Not that I regretted when he’d done that the first time, considering it had gotten me a boyfriend and two very good friends out of the deal.

I shivered at the thought of the word “boyfriend.” At the memory of Alexio’s warm hands and thick cock and the kisses he couldn’t stop giving me now that it was allowed.

“You’re smiling,” Amedeo pointed out.

I pressed my fingers over my lips and sighed.

“Young love is disgusting.”

My brows shot up. “Are you serious? My friend. My buddy. My dude…”

“I know, I know.” I could hear the grin in his voice.

“You two are still disgusting, and I fucking love that for you.” I settled back on my hands and tipped my head up toward the ceiling. It was mid-afternoon, and the sun was coming in through the blinds, warm on my cheeks, which was nice.

This wasn’t exactly the way I wanted to spend my day. I would have rather been at the arena for Alexio’s final game of the season before playoffs started, but needs must…I don’t know, keep me from hiding in the locker room and blowing my hot boyfriend after his game once everyone was gone.

Or whatever that saying was.

“We get to meet him tonight, right?” Amedeo asked softly.

Tucker, Ford, and Killian knew Alexio well, and Boden had met him the one night he’d helped out at my dad’s, but that was long before Alexio and I had become a thing. I hadn’t wanted to do a big coming-out moment because the idea of it during the season was way too fucking stressful, so I let Ford unleash the secret he’d been holding for a few weeks now, and all I did was deal with the barrage of text messages saying I either won or cost them money on their bets.

The only people I told myself were Micah and Caleb.

Micah seemed annoyed that it was Alexio Zeki. Caleb wasn’t a sports guy. He still called hockey the flat-ball, knife-shoe sport, so Alexio’s name meant nothing to him. But they both seemed happy for me.

Or something like it.

They weren’t angry or judgmental, so that was enough.

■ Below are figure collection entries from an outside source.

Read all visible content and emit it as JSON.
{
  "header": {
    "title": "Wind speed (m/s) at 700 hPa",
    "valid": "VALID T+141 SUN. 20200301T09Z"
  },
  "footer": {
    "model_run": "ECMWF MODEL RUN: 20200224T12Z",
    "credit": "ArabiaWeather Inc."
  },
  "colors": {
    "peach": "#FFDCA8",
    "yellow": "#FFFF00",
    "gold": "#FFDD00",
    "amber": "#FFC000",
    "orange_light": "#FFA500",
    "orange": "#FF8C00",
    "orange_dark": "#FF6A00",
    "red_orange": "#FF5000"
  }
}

Then life continued to happen. I had doctor appointments with my dad, a shitload of paperwork to fill out, and now it was officially moving day. We’d be stopping by the storage unit, then Shady Meadows, and then I was going to meet Alexio at the arena and ride home with him because fucking hell, I needed to be in his arms.

“We’re doing dinner at my place, and then all of you have to immediately get the fuck out so we can have sex on all the furniture.”

“Gross.”

I snorted and rolled up to my knees, then stood and cracked my back. “Like you and Tuck don’t do the same thing when you haven’t seen each other for a while.”

Tucker had given up playing sled hockey, but he was now my coach, which meant the roadies were longer, and his stress levels were higher. We had already secured our wildcard spot in the playoffs, and Amedeo said he was finally starting to adjust to the schedule.

And to Tucker’s bad moods.

Amedeo squeezed my arm gently, and then I heard him lift the box and shuffle out of the room. I wasn’t very careful when I followed him. The apartment had come furnished, but the only thing I needed to worry about now was the bed and a few end tables on my journey from the bedroom to the living room.

The place felt weird now. Sort of empty and hollow. I wasn’t going to miss this place. Not really. It was sad and terrible, and while the bitter part of me might have thought it was a little bit of karma biting my dad in the ass, I didn’t really believe that.